Sonntag, Juni 17, 2007

Die Welt macht dick



In den Deichtorhallen spielen sich merkwürdige Szenen ab. Aus der Sofalehne ragt ein menschliches Bein. Stühle werden ihrer Funktion enthoben und wie ausgefallene Accessoires um den Leib geschlungen. Köpfe verschwinden in einer winzigen Holzhütte. Die Gliedmaßen, die hier so genüsslich mit Alltagsgegenständen verwachsen, gehören den Ausstellungsbesuchern der Erwin-Wurm-Retrospektive. "One Minute Sculptures" heißen diese Verrenkungen und ungewöhnlichen Positionen, die schließlich auf einem Foto festgehalten werden. Ende der 90er-Jahre initiierte Wurm ganze Serien dieser temporären, performativen Skulpturen. Achtung - hier wird ein vermeindlicher Widerspruch zelebriert, der die traditionelle Vorstellung von der Dauerhafigkeit der Skulptur in Frage stellt. Wurm schenkt ihr eine zeitliche Komponente und setzt die Skulptur so bewusst dem Scheitern aus, denn die Körper, die sich hier im Reigen mit allerlei Obst und Gemüse akrobatisch verbiegen, können nicht lange so verharren. Unter den Handlungsanweisungen des Meisters werden Individuen zu Darstellern, die im alltäglichen Leben nicht alltägliche Gesten vollführen müssen. Er macht sie zu Antihelden, deren Unzulänglichkeiten auf die Spitze getrieben werden. Das Festhalten des flüchtigen Moments - meist in einer Fotografie - verleiht diesem schließlich doch Dauerhaftigkeit und macht ihn in dieser Hinsicht einer klassischen Skulptur ähnlich.
Betrachtet man die Inszenierung des Körpers in den Arbeiten des Österreichers, so scheint es, als sei er seiner definierten , festgelegteen Form überdrüssig. Die Lösung liegt für Wurm in dessen Neuerfindung. Aufgeblasen, verwachsen, gebogen, transformiert - so begegnen dem Betrachter daher die Körper in Oevre Erwin Wurms, zum Beispiel das FAT HOUSE. Wie ein riesiger, zerfließender Käse steht es mitten in der Ausstellungshalle. Es hat sich vom festen, in einen flüssigen Aggregatzustand begeben. Aus der Form geraten, stellt das üppige Gebäude den kleinbürgerlichen Traum eines Eingamilienhauses dar, das genau wie seine Bewohner satt und selbstzufrieden wirkt.

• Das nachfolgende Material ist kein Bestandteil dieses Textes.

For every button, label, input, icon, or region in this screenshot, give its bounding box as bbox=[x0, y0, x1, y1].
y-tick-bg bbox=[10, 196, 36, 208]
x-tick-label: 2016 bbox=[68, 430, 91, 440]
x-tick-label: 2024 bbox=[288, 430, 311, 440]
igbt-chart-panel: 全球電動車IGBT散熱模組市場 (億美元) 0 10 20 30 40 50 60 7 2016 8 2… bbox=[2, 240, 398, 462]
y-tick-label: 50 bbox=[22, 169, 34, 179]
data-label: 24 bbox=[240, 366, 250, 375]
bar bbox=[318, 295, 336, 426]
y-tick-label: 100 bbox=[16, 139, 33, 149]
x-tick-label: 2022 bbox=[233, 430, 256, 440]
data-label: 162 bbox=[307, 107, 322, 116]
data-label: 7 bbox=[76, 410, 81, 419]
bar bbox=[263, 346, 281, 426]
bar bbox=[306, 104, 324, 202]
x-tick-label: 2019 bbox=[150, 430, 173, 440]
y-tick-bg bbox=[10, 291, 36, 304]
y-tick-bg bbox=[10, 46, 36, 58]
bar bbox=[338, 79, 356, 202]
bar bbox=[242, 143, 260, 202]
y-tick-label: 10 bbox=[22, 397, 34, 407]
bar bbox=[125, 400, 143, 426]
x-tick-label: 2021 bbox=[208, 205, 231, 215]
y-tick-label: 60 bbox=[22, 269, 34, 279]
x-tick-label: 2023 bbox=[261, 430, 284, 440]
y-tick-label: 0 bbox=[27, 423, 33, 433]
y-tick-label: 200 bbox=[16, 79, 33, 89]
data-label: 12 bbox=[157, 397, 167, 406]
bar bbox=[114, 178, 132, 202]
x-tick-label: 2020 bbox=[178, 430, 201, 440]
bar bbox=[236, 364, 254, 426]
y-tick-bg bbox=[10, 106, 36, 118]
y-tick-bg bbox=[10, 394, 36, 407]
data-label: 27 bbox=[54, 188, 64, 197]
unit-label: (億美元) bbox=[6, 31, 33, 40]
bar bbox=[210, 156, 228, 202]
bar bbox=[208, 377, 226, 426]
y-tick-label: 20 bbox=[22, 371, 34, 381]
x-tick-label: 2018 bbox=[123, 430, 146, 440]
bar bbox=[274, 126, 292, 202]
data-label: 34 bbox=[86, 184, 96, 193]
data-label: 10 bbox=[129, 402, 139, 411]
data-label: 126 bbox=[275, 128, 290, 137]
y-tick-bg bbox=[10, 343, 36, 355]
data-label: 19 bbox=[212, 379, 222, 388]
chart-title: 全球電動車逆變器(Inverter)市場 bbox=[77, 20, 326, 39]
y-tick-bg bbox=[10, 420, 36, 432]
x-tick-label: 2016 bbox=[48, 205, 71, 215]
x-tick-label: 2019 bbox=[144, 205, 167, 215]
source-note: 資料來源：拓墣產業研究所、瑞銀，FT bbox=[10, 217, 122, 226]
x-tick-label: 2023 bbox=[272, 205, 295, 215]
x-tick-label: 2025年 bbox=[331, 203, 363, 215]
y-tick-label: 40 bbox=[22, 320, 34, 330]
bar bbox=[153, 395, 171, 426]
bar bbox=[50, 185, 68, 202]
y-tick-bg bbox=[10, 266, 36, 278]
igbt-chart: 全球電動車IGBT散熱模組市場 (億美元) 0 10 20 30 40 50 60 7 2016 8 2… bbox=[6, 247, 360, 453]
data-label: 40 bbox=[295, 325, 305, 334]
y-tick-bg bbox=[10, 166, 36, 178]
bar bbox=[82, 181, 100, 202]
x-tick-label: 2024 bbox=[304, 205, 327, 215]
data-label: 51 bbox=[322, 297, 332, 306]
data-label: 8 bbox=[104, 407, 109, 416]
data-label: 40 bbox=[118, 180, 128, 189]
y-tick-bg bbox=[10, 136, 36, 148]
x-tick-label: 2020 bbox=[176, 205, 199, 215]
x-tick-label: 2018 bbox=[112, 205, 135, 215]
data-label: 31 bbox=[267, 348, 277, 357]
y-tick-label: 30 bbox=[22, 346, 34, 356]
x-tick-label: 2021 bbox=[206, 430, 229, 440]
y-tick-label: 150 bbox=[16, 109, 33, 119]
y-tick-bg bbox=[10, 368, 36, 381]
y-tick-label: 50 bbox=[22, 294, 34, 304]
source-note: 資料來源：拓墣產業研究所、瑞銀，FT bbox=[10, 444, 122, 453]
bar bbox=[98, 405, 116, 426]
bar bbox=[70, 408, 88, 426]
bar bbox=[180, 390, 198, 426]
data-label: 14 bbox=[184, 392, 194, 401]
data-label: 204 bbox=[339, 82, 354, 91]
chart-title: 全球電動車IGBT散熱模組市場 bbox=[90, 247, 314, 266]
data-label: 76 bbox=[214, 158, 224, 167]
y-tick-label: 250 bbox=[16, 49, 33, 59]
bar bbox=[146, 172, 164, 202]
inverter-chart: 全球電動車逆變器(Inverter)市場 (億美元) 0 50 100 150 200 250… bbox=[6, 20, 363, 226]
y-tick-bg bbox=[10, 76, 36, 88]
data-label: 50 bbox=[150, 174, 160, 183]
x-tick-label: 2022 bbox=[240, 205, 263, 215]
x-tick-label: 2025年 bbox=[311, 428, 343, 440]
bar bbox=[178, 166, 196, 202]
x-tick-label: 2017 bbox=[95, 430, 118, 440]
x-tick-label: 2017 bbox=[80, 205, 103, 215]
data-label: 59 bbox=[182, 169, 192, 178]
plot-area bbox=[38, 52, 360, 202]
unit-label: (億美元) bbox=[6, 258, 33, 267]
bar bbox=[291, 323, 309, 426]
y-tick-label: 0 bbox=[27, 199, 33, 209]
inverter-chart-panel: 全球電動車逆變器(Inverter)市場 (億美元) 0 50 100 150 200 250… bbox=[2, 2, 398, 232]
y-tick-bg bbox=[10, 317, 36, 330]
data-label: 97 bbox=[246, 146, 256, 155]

Wer dem Haus einen Besuch abstattet, wird Zeuge seines Seelenlebens: In einem Video, das Wurm 2003 produzierte, lässt er das fette Haus mit monotoner Stimme über das Verhältnis von Kunst und Architektur und seinen eigenen Status als Skulptur philosophieren.
Zum vollschlanken Haus gesellt sich das FAT CAR als weiteres übertrieben gezeichnetes Statussymbol. In hochglanzpoliertem, rotem Lack steht es da und parliert, in einem dazugehörigen Video über Drogen, Gewalt, Gott und das Leben. Plattitüden, aber auch konkrete Feststellungen über "fette" Firmen, Mächte, Städte - Metaphern Wurms für gescheiterte, gesellschaftliche Entwicklungen.
Auch der "Künstler, der die Welt verschluckte" ist fett. Er versucht sich die Welt anzueignen , indem er sie sich einverleibt, eine Versinnbildlichung des unstillbaren menschlichen Wissenshungers. Zusätzlich persifliert diese Arbeit die Künstliche Begabung, die Realität transformieren zu können. Eine weitere Skulptur, "Der Künstler, der die Welt verschluckte, als sie noch eine Scheibe war", spielt auf historische Wissensentwicklung an und lässt hier die den häufig aufblitzenden anthropologischen Ansatz Wurms erkennen.
Seine Kleiderskulpturen, die er Anfang der 90er Jahre anfertigte, stellen den Körper konkret infrage, machen ihn als Formgeber obsolet. Die über Blechröhren und Sockel gezogenen Hosen und Pullover definieren das Bild vom Körper neu, indem sie andere Oberflächen als die menschlichen, bekleiden. Auch die Staub-Arbeiten spielen mit körperlicher Präsens und Fiktion gleichzeitig. In leeren Vitrinen markieren feine Staubschichten, wo Objekte gestanden haben. Fehlt hier die eigentliche Skulptur? Nein, sie ist da, ersetzt als Imagination den materiellen Körper.


CHRISTIANE OPITZ


Erwin Wurm:"Das lächerliche Leben eines ernten Mannes, das ernste Leben eines lächerlichen Mannes" - Retrospektive, Deichtorhallen; bis 2.9.